I was taught in high school that President Dwight D. Eisenhower was a failed president because, unlike FDR, he did not do anything. After I read histories of his presidency and thought for myself, I discovered that Eisenhower had a successful, eight-year presidency. Similarly, I initially accepted the liberal opinion of his famous Farewell Address, delivered in January 1961, just a few months before I graduated from college, that the speech was limited to a warning about the evils of the military-industrial complex. Actually, liberals misrepresent the speech to support their own anti-military narrative and miss its timeless lessons.
The difference between knowledge and wisdom is that knowledge often becomes outdated while wisdom is everlasting. An accurate reading of Eisenhower’s message reveals that its wisdom is powerfully relevant to the present spiritual and governmental crisis that confronts us. Indeed, when the coronavirus crisis passes, the real crisis facing the United States will still be raging.
Eisenhower’s central message is that the nation must balance three powerful competing forces. That balance may only be maintained by exercising good judgment and a failure to maintain balance will result in the loss of our democratic institutions.
First, he pointed out that because we were faced with a ruthless, implacable enemy in Soviet communism, we must maintain a large, modern and technologically sophisticated military together with the industrial capacity to provide the weapons that will intimidate or defeat all who seek to do us harm. He did not advise the limitation of the military-industrial complex. He advised us to be aware that its interests were powerful and that we must keep it balanced so that it did not threaten democratic institutions. The enemy is now different but the threat to our existence remains. Instead of the USSR, it is now China supplemented by fascist Islamic fundamentalism.
Second, Eisenhower pointed out that to provide our military with the needed weaponry we had also created a powerful, special interest; a necessarily huge federally funded scientific, technological and academic based scientific/technological elite. Eisenhower stated that we should respect the efforts of the scientific elite but admonished that we must also be wary of the power and prestige that such an elite will have. He tasked future officials with balancing and integrating these and other forces, within the principles of our democratic system so that the goals of our free society were preserved.
Critics of President Trump want him to turn over to scientists the management of the coronavirus crisis, giving them a free hand to make decisions not only about disease management but areas outside their expertise, such as whether or not people may earn a living or assemble for prayer. That is a cynical and unbalanced program. President Trump, who is the only one elected by all the people and is tasked with balancing a multitude of interests, has properly balanced and integrated the advice of scientists. The weight that he gave to scientists at the start of the pandemic should decrease as the curve of the pandemic changes, the damage to the economy increases and the resentment to the limitations of civil liberties becomes visceral.
Just as General Eisenhower knew that his crusade in Europe would not be successful without taking casualties, Trump’s policies must reflect a realistic balancing of costs and benefits. One of Trump’s first decisions must be which scientists should be listened to and how much credit should be given computer modelers whose predictions have been wildly overstated. There is no need for a Ph.D. in computer science to know that “garbage in means garbage out.” Trump’s reference to the annual deaths from automobile accidents shows that he recognizes that from a societal view, we all accept a small risk of great harm to some for a large societal benefit. For instance, we accept the risk of dying in an automobile accident in exchange for the convenience of personal mobility.
The Democratic demand that the economy shut down because one death is too many constitutes a change from the original “flatten the curve” goal to the pure, cynical program of hurting the economy with a huge loss of jobs in exchange for defeating Trump in November.
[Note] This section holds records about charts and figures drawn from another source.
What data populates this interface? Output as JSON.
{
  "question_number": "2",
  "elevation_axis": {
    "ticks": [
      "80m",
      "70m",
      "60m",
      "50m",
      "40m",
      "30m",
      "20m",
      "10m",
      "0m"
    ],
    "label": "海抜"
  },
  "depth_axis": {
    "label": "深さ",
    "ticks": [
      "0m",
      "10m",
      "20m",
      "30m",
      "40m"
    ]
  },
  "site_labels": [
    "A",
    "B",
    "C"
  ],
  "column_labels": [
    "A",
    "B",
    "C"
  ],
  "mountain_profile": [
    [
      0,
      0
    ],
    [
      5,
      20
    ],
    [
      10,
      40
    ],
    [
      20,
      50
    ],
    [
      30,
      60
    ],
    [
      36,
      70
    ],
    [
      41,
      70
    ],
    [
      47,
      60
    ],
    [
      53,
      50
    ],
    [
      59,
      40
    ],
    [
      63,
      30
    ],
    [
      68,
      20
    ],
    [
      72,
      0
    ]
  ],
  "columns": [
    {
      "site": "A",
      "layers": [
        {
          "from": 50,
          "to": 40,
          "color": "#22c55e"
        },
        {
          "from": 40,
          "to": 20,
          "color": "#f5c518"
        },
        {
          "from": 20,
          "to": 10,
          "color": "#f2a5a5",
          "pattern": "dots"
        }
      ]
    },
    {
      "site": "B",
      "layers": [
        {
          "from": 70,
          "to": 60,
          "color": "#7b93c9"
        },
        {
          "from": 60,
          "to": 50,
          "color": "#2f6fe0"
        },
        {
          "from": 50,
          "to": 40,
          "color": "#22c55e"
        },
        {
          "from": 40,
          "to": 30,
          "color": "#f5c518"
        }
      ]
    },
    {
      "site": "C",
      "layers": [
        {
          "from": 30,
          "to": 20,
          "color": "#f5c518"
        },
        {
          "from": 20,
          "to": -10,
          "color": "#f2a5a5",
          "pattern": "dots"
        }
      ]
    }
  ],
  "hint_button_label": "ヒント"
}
Last, but not least, Eisenhower, who spent fifty years in public service including as a four-star general and as president and was keenly aware of the flow of history, pointed out that we cannot live only for the present. Our religious and democratic principles require us to balance out the needs of the present and the desire for comfort with the needs of our grandchildren. At a time when the government is running trillion dollar deficits and borrowing trillions of dollars to fight the damages caused by the governmental shut down of our economy, his warning that “plundering” the material assets of our grandchildren will lead to the sure loss of their political and spiritual heritage must be heeded.
The wisdom of Eisenhower’s advice applies even though he did not know that China, after intentionally or unintentionally unleashing what amounts to a bioweapon against the U.S. population and then intentionally covering it up so the damage would be increased, would try to use the medical and economic damages to fundamentally change the relative power of the two societies.
While the Democrats are spewing torrents of lies and hatred against Trump and proposing domestic policies that amount to a sell-out to China, Trump is fighting to preserve our manufacturing, military-industrial base, and the inventions and discoveries of our creative scientific-technological institutions from Chinese larceny and an economy that can support present needs without impoverishing our grandchildren.
The wisdom of the Farewell Address needs to be taken to heart before it is too late.